Se dunque non è chiaro perché un risparmiatore debba investire in questi prodotti - se non per una logica ecologista, ma non certo finanziaria -lo è molto di più per le società che emettono questi prodotti: le obbligazioni verdi servono alla realizzazione di opere a basso impatto ambientale che spesso sono un ottimo modo per ottenere benefici fiscali.
pochi controlli
Una vera manna per molte aziende schiacciate da una pressione fiscale elevata. Non è un caso che al mondo, sino ad oggi, si contino oltre 2.200 green bond: tutti ottimi strumenti per ottenere liquidità e «scaricare» le tasse.
A questo si aggiunga che definire un green bond non è così semplice e trasparente. Provare a fare i furbi sulle obbligazioni verdi, infatti, non è poi così difficile: non esiste purtroppo uno standard globale di certificazione, ma solo quattro linee guida elaborate dall'International capital aarket association. I pilastri delineati dall'Icma sono un'attenta selezione dei progetti su cui investire, una chiara identificazione della destinazione dei proventi, la massima trasparenza su tutto il processo e la pubblicazione di report periodici. Molti prodotti però sono sospetti perché non è semplice capire se le linee guida vengono seguite: non esiste un controllore che monitori il corretto comportamento delle aziende che portano sul mercato un'obbligazione verde.
i prospetti
In molti prospetti delle obbligazioni verdi non si spiegano in dettaglio i modi in cui i finanziamenti verranno utilizzati per finanziare progetti green. A volte può succedere persino che i finanziamenti raccolti con i green bond possano potenzialmente essere utilizzati per il pagamento di altre obbligazioni in scadenza che non sono per nulla sostenibili. Del resto, all'interno dell'industria finanziaria si parla già di «greewashing», un modo per ripulire certi investimenti e certe aziende dando loro un'aurea a basso impatto ambientale.
Così si capisce come il numero di società che emettono obbligazioni verdi sia in continua e inarrestabile crescita: come spiega Massimo Mocio, presidente di Assiom forex, l'associazione degli operatori dei mercati finanziari, «nel 2019 i nuovi emittenti green al debutto su questo mercato sono passati da 649 a 747, 98 in più dello scorso anno, e hanno sede in 32 diversi Paesi del mondo. A oggi sono 57 le giurisdizioni che hanno emesso almeno un green bond nel mondo.

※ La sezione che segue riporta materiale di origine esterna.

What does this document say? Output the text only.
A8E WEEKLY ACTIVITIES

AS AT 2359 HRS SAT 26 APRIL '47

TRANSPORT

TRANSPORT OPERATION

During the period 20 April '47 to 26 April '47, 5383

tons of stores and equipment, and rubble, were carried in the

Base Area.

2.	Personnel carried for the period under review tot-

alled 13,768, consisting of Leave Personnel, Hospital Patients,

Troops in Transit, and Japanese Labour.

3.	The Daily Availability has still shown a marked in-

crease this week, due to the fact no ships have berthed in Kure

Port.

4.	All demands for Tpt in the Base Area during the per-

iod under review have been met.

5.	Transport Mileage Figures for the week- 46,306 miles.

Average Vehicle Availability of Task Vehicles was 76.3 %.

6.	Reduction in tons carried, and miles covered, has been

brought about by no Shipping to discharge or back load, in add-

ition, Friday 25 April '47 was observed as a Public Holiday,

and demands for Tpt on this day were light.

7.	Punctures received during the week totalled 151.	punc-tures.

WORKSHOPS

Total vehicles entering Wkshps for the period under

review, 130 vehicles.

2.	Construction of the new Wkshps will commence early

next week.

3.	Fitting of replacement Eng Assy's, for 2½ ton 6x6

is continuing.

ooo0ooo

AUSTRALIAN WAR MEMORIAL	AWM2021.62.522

L'euro rappresenta la valuta più utilizzata dagli emittenti (con l'85% delle emissioni denominate in euro nel 2019), mentre il settore delle utility e delle energie rinnovabili è quello con la maggiore presenza sul mercato green, anche se in diminuzione rispetto agli anni precedenti».
carbone
A ogni modo, come spiega una nota di Mainstreet partners, è chiaro che si tratti di un fenomeno che non si arresterà. L'industria si sta già muovendo su questo tema: a giugno di quest'anno, Axa investment managers ha pubblicato le proprie linee guida in materia di quelli che vengono definiti transition bond. Si tratta di prodotti pensati per aiutare le aziende che fanno largo uso di carbone a scoprire i vantaggi di operazioni realmente verdi.
L'intento, per concludere, è buono. Spingere le aziende a investire in progetti più verdi è un obiettivo che mette d'accordo tutti. Il problema è che senza qualcuno che controlla i green bond finiscono spesso per essere strumenti di facciata che aiutano solo le aziende a ottenere benefici fiscali. L'ecologia, insomma, viene dopo.